Please, tell us what else you took from the house. We're dying to know. As it might be more interesting than this list of foodstuffs.

the precious few things,

[Argh! Denied!]

except for their lives,
that I saved from the house of the dead,

This phase would be laughable were it not in a published poem. Note to beginning workshoppers: never show up with a poem with any permutation of the phrase "house of the dead" in it and not expect to be giggled at.

where they argued, flashed you like batons
at their enemy, themselves, before or after food,
be ready for whatever waits in half-dark now,
for telltale chance, or fatal cherishing.

So I get that the knives represent a mixed inheritance: "precious things" that are also weapons. Symbolic of family strife, yada yada. But how is that any different from anything else inherited? As symbols the knives are rather...dull.

P.S. To anyone impressed that this is all a single sentence, that is easy to do when loading it with list filler like turkey stuffing to fill in the hole in its innards. For a truly impressive single sentence, reread "The Silken Tent" by Robert Frost (a rhymed sonnet in a single sentence).

Re: addendum
by MaryAnn

Kiddo, you're just too young to appreciate the nostalgic list of foods. Besides, if this is written in the form of an ode, don't they also have lots of details?

I think the knives were more than symbols of family strife. See last two lines, esp. word "now."

Hi Cutter.
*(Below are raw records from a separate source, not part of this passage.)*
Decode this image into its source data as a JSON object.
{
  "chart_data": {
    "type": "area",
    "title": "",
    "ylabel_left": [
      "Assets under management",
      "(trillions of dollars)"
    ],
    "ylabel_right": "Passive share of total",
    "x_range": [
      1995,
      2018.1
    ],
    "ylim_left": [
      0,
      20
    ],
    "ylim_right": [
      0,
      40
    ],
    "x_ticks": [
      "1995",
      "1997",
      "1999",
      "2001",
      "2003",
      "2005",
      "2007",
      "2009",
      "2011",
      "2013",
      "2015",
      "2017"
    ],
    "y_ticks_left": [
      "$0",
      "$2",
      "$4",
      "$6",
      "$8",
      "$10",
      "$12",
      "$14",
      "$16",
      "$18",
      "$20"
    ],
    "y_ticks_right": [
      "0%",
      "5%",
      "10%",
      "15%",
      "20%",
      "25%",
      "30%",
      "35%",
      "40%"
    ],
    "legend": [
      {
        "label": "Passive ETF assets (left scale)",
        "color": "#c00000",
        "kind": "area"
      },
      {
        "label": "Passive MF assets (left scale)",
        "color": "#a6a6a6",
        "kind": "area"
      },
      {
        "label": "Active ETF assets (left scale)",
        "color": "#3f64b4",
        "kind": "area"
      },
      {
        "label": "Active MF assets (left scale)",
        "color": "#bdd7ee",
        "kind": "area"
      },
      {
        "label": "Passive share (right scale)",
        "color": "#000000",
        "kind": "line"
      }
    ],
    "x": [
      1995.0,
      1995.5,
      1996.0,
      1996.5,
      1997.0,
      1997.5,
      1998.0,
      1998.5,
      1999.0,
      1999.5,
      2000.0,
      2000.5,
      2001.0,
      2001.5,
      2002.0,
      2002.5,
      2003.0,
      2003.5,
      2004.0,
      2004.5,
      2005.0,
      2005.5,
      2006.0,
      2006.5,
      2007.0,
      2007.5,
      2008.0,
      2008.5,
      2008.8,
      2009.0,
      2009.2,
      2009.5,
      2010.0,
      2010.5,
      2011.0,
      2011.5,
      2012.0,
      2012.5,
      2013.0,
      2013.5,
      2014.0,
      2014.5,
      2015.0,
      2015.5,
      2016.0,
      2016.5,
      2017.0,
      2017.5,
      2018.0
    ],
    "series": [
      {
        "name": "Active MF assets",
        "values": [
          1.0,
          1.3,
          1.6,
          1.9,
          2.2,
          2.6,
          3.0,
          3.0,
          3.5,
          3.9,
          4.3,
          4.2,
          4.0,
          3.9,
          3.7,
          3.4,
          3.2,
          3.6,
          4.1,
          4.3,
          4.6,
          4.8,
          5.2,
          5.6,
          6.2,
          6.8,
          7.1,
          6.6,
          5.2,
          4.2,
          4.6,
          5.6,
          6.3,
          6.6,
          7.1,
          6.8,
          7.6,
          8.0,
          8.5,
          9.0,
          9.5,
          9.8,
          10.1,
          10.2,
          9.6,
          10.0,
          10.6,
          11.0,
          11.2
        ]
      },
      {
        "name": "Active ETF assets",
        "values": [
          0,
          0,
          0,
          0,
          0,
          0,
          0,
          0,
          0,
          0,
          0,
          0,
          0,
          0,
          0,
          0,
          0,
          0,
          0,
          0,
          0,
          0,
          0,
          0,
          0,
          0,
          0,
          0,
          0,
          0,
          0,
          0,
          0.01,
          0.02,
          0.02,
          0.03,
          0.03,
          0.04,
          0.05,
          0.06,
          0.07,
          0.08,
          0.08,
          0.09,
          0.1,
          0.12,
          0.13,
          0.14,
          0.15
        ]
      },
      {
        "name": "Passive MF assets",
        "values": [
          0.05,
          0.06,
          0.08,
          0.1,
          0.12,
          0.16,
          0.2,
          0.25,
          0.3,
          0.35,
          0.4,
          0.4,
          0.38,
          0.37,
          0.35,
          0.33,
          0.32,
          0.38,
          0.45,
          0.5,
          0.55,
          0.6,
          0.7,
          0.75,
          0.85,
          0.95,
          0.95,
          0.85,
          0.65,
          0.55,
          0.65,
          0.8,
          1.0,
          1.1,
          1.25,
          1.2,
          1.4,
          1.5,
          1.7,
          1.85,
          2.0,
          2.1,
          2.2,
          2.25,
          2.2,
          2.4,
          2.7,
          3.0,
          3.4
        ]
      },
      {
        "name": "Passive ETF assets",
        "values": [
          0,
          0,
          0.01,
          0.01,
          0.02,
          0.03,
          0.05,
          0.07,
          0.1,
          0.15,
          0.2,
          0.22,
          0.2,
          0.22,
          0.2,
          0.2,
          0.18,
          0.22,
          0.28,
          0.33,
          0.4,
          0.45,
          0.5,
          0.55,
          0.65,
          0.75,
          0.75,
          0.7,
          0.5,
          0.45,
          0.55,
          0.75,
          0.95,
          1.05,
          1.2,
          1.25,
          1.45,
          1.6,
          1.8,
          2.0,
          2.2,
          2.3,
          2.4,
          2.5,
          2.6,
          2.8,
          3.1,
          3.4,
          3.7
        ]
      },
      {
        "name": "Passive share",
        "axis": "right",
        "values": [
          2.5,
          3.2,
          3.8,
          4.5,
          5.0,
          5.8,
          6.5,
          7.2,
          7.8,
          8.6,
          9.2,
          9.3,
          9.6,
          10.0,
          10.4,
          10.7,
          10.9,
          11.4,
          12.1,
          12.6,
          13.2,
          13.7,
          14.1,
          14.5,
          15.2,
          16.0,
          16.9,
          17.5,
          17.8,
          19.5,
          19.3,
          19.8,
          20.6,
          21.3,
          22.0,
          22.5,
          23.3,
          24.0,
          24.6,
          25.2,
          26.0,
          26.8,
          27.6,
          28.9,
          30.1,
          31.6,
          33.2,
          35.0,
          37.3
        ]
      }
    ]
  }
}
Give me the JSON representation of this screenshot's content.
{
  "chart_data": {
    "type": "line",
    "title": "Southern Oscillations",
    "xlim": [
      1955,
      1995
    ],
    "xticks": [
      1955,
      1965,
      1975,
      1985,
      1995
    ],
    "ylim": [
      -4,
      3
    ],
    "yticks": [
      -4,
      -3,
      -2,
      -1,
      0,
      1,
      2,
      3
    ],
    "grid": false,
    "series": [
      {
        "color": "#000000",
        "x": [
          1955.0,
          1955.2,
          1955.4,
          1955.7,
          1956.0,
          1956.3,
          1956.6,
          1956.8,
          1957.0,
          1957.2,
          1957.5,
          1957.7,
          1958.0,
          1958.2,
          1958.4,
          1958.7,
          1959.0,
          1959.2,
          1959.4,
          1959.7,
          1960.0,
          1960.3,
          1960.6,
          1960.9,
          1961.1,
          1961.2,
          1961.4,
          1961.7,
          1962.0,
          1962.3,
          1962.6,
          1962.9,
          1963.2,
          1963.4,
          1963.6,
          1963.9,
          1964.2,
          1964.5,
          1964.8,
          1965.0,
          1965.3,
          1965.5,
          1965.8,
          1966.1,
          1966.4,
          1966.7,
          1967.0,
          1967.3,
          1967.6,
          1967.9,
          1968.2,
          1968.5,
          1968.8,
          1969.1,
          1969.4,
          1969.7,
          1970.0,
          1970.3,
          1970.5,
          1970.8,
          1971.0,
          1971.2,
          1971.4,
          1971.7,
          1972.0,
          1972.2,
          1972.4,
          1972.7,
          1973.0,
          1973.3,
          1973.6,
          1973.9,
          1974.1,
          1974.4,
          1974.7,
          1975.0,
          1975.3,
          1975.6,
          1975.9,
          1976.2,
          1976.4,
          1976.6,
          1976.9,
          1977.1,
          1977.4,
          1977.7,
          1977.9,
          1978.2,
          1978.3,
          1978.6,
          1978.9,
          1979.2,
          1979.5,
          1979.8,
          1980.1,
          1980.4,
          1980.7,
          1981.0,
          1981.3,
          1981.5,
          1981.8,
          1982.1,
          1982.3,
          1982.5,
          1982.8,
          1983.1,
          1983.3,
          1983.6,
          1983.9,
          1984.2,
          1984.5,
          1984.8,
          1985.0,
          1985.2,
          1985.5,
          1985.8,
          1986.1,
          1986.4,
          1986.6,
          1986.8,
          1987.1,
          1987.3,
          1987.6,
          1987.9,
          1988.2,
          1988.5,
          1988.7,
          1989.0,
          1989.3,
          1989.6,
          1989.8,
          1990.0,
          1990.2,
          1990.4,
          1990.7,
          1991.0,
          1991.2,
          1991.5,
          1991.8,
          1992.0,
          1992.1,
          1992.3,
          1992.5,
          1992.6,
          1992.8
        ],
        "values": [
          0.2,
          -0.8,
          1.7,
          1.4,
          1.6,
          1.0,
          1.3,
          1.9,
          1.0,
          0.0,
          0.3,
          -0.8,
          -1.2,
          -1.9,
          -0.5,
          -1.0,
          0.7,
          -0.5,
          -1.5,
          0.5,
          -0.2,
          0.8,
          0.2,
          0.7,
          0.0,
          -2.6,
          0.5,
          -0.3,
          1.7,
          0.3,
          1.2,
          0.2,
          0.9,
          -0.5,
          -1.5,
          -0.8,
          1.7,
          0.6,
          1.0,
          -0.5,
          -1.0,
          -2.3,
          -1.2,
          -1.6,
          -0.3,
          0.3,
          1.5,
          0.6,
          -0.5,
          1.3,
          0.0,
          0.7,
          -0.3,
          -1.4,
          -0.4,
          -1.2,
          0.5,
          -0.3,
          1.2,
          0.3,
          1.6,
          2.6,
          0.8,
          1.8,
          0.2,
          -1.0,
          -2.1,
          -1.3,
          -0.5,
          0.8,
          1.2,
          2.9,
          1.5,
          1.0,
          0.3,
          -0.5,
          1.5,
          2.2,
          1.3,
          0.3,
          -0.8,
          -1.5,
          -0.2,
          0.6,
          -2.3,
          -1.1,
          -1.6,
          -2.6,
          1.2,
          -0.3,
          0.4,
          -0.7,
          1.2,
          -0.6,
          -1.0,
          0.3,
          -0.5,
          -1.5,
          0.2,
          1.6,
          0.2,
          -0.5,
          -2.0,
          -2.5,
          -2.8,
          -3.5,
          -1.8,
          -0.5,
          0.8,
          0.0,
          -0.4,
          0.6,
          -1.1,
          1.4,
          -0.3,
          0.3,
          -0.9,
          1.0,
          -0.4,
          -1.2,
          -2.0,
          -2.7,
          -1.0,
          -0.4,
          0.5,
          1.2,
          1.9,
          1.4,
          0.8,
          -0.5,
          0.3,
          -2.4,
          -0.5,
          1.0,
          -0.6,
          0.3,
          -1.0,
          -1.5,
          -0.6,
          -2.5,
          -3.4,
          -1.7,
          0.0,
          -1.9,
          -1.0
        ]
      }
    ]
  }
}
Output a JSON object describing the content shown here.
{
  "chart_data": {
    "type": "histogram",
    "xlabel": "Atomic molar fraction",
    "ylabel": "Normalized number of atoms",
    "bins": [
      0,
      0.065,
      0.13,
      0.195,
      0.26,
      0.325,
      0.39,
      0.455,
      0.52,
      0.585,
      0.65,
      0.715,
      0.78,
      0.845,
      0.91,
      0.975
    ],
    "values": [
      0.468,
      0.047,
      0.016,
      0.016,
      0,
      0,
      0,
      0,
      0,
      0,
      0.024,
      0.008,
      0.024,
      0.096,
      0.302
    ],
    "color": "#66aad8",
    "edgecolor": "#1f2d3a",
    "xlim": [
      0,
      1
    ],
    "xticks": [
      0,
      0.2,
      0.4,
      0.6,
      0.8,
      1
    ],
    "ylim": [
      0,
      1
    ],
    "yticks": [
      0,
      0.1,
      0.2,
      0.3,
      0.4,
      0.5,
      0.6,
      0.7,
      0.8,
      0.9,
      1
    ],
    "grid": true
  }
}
Hope things are going well for you.

MA

Re: "Their Old Knives" by W S DiPiero
by Powder-River

I hate to be so ignorant but how do you sharpen your knives?

we are like knifes you know, sharped up as we go, our stone is scraped across the steel, the way we think and what we feel.

Re: "Their Old Knives" by W S DiPiero
by HAP

This is a cutting edge live poetry performance Powder, seriously…

Re: "Their Old Knives" by W S DiPiero
by MaryAnn

I hate to be so ignorant but how do you sharpen your knives?

Hi Mr. River,

Carborundum or silicon carbide is a natural-occuring compound that has great uses as an abrasive. Machines ultilizing silicon carbide polish diamonds, and even sandpaper has a layer of silicon carbide. It's also sold (or was) in the form of a rod of about 12 - 14 inches that homeowners can use to sharpen their knives by scraping a knife's edge against the rod. It's exactly as you describe --

our stone is scraped across the steel

or, our steel is scraped across the stone (of silicon carbide).

How do digging machines get sharpened??